Successful development in both traditional businesses and growth markets

In the municipal sector, Veolia has won several large contracts and has carried out a number of development projects that will fuel growth in the coming quarters. For example, the city of Milwaukee in the US renewed its wastewater treatment contract for 10 years (US$500 million in cumulative revenue), four waste incinerator operations contracts were renewed in France (€425 million in cumulative revenue), and the UK has been awarded several contracts within its waste business. In addition, Veolia will now operate the Prague Left Bank district heating network, expected to generate approximately €50 million in revenue per year, and Veolia has taken over the Pedreira landfill in Brazil (revenue of €30 million per year).

Within the industrial sector, Veolia has just signed a significant 25 year water treatment contract in China with Yanshan Petrochemicals, a subsidiary of Sinopec, with expected cumulative revenue of €3.3 billion. This contract is a successful example of the Group’s strategy to grow strong value added business with industrial customers, especially in the oil and gas sector, via long term contracts.
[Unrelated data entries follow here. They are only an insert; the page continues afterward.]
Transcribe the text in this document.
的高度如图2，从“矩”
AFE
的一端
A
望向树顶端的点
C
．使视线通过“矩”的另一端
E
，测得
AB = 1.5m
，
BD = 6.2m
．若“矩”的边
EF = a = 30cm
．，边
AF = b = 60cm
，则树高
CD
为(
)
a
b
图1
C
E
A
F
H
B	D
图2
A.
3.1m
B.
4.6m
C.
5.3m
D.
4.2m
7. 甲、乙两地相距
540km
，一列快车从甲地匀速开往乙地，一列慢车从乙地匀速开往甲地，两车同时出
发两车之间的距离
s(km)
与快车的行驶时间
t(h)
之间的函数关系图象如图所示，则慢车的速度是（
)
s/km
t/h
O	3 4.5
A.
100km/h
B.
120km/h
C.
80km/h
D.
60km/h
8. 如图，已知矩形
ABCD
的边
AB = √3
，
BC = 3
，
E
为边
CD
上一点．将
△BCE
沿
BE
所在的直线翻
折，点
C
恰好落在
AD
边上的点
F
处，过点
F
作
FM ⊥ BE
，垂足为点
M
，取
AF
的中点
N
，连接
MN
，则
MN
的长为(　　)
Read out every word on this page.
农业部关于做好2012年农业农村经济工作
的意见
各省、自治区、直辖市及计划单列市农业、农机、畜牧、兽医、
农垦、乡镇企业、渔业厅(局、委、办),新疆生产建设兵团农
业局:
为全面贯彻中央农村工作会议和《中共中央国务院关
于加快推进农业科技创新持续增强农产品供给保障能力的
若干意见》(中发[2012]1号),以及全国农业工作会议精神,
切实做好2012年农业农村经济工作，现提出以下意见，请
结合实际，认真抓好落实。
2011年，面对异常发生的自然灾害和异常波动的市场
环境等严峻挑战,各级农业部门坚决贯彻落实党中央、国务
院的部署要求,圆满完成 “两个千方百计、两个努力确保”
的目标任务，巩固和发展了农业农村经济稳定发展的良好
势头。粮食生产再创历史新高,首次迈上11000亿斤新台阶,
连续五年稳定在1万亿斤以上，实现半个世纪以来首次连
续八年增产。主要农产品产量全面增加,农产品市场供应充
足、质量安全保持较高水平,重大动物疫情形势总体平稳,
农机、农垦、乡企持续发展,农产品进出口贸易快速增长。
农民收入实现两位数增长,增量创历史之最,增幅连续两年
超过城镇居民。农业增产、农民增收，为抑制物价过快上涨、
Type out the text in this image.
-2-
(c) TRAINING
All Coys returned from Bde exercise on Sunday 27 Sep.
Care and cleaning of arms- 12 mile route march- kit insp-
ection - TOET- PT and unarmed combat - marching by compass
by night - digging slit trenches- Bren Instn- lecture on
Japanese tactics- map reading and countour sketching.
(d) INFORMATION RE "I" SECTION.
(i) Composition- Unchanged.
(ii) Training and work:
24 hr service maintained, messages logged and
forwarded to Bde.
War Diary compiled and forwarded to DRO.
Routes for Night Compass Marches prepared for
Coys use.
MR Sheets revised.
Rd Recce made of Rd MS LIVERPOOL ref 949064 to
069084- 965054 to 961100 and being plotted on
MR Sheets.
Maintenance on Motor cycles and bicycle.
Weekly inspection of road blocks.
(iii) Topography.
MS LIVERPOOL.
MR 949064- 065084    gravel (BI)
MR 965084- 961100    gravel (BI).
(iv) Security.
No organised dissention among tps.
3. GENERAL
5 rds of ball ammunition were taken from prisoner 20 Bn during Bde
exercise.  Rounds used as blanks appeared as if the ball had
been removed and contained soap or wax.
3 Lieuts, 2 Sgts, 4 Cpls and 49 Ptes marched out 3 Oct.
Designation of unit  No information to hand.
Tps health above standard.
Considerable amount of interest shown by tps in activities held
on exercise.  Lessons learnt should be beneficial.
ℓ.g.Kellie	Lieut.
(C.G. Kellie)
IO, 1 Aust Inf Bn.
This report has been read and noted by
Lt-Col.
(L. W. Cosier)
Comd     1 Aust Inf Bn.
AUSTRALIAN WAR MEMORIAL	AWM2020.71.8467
In addition, contracts have also been signed with BAE Systems and BMS in the UK, and Carrefour in France. Veolia also conducted two operations in the US in the first half of 2016: the acquisition of Kurion, the market leader in the treatment of low level radioactive waste (closed 31 March 2016), and the sulfur products division of Chemours (closed at the end of July).

Strong growth in EBITDA

The unfavourable impact of exchange rates negatively impacted EBITDA growth by 2.3% (-€36 million). At constant exchange rates, EBITDA growth was primarily driven by cost savings (€121 million during the first half of 2016), the impact of good commercial development (net impact of €8 million) and despite lower price indexation in water and waste contracts. EBITDA margin improved in the first half of 2016 by 80 basis points from 12.4% to 13.2%.

In France, EBITDA fell 10.7%. The water business EBITDA declined given a 1% decline in volumes, price indexation of only plus 0.2%, an impact of -€16 million from contract renegotiations and -€12 million associated with the Brottes law. EBITDA of the waste business also declined due to lower scrap iron prices and the absence of a positive non-recurring item that benefited the second quarter of 2015. EBITDA in the rest of Europe segment recorded strong growth (plus 17.4% at constant exchange rates), with all countries posting higher EBITDA.

Central and Eastern European countries benefited from favourable volumes and significant cost reductions. Growth in the UK was driven by good PFI performance. Germany recorded good waste volumes as well as a good contribution from cost savings. The rest of the world segment posted good performance (plus 3.2% at constant exchange rates), where the EBITDA decline in the US and Australia were more than offset by strong growth in Asia. Global businesses posted very strong growth (plus 38.6%) due to good performance in hazardous waste and measures facilitating cost reductions in the engineering business (Veolia Water Technologies).

Current EBIT grew 8.2% at constant exchange rates

Current EBIT was negatively impacted by exchange rate movements in the amount of -€21 million. Excluding exchange rate impacts, the strong growth in current EBIT was driven by EBITDA growth. Depreciation and amortisation charges (including reimbursement of operating financial assets) increased slightly from €769 million in the first half of 2015 to €785 million in the first half of 2016. The contribution of the current net income of joint ventures and associates amounted to €43 million in the first half of 2016 (compared with €53 million in the first half of 2015), due to various changes in scope. Provision reversals were similar in each period (plus €29 million in the first half of 2016 versus plus €28 million in the first half of 2015).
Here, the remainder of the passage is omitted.